Ether and Other Crypto Assets Are the Future
The crypto-token ether sure seems like a money. It’s traded on cryptocurrency exchanges under the code ETH. Its symbol is the Greek uppercase Xi character. It’s mined in a similar (but less energy-intensive) course of action to bitcoin.
But ether isn’t a money. Its designers describe it as “a fuel for operating the distributed application platform Ethereum. It is a form of payment made by the clients of the platform to the machines executing the requested operations.”
Ether tokens get you access to one of the world’s most complex distributed computational networks. It’s so promising that big companies are falling all over each other to develop functional, real-world uses for it.
Because most people who trade it don’t really understand or care about its true purpose, the price of ether has bubbled and frothed like bitcoin in recent weeks.

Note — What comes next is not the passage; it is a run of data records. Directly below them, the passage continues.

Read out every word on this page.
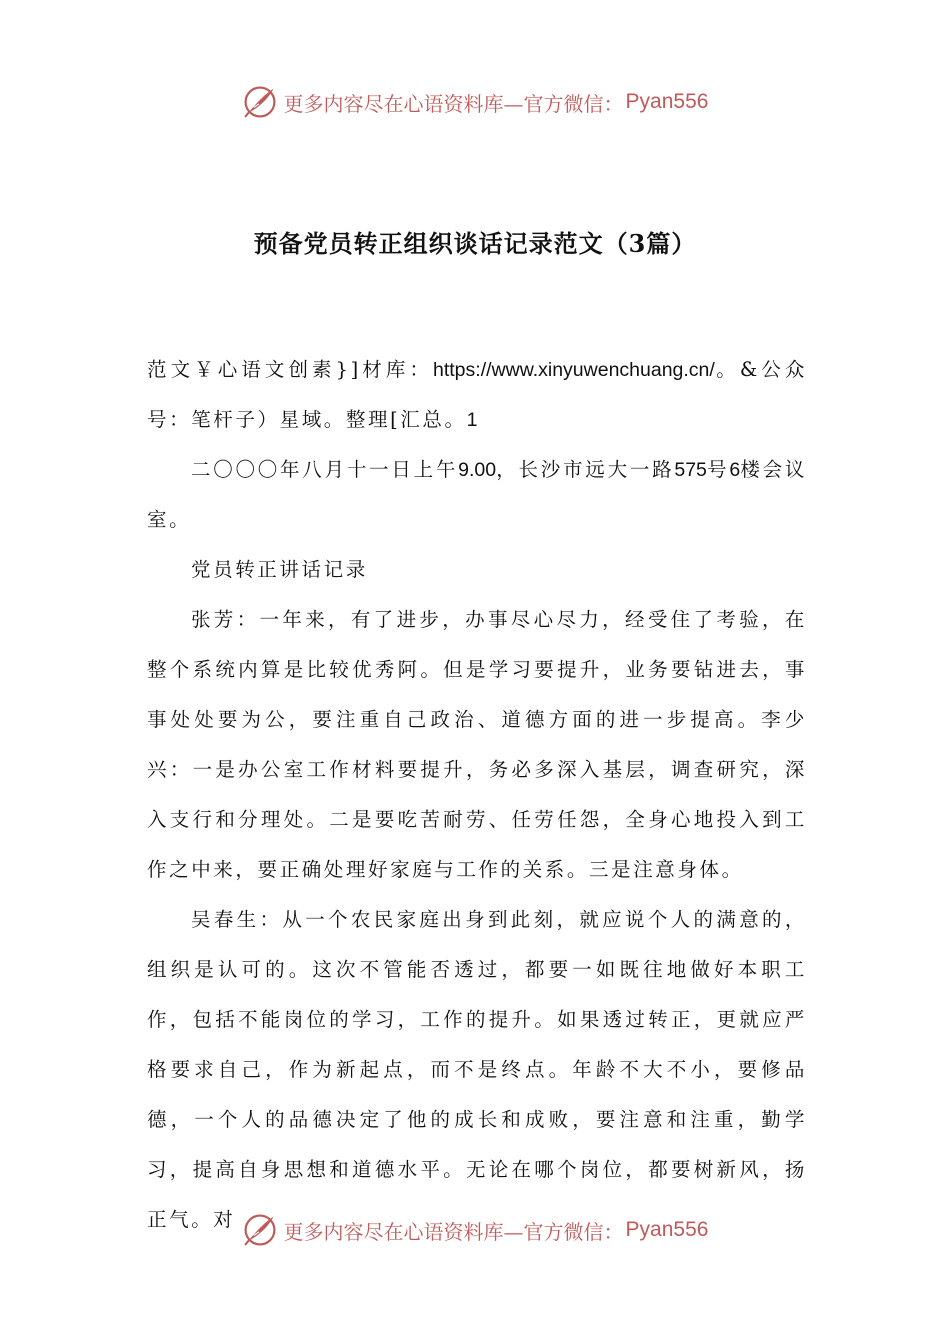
更多内容尽在心语资料库—官方微信： Pyan556
预备党员转正组织谈话记录范文（3篇）

范文￥心语文创素}]材库：https://www.xinyuwenchuang.cn/。&公众号：笔杆子）星域。整理[汇总。1

二〇〇〇年八月十一日上午9.00，长沙市远大一路575号6楼会议室。

党员转正讲话记录

张芳：一年来，有了进步，办事尽心尽力，经受住了考验，在整个系统内算是比较优秀阿。但是学习要提升，业务要钻进去，事事处处要为公，要注重自己政治、道德方面的进一步提高。李少兴：一是办公室工作材料要提升，务必多深入基层，调查研究，深入支行和分理处。二是要吃苦耐劳、任劳任怨，全身心地投入到工作之中来，要正确处理好家庭与工作的关系。三是注意身体。

吴春生：从一个农民家庭出身到此刻，就应说个人的满意的，组织是认可的。这次不管能否透过，都要一如既往地做好本职工作，包括不能岗位的学习，工作的提升。如果透过转正，更就应严格要求自己，作为新起点，而不是终点。年龄不大不小，要修品德，一个人的品德决定了他的成长和成败，要注意和注重，勤学习，提高自身思想和道德水平。无论在哪个岗位，都要树新风，扬正气。对	更多内容尽在心语资料库—官方微信： Pyan556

But ultimately, ether will revert to a stable price based on the need for the computational sets it can “buy” for people. That price will represent real value that can be priced into the future. There’ll be a futures market for it, and exchange-traded funds (ETFs), because everyone will have a way to estimate its inner value over time. Just as we do with stocks.
What will that value be? I have no idea. But I know it will be a lot more than bitcoin.
My advice: Get rid of your bitcoin, and buy ether at the next dip.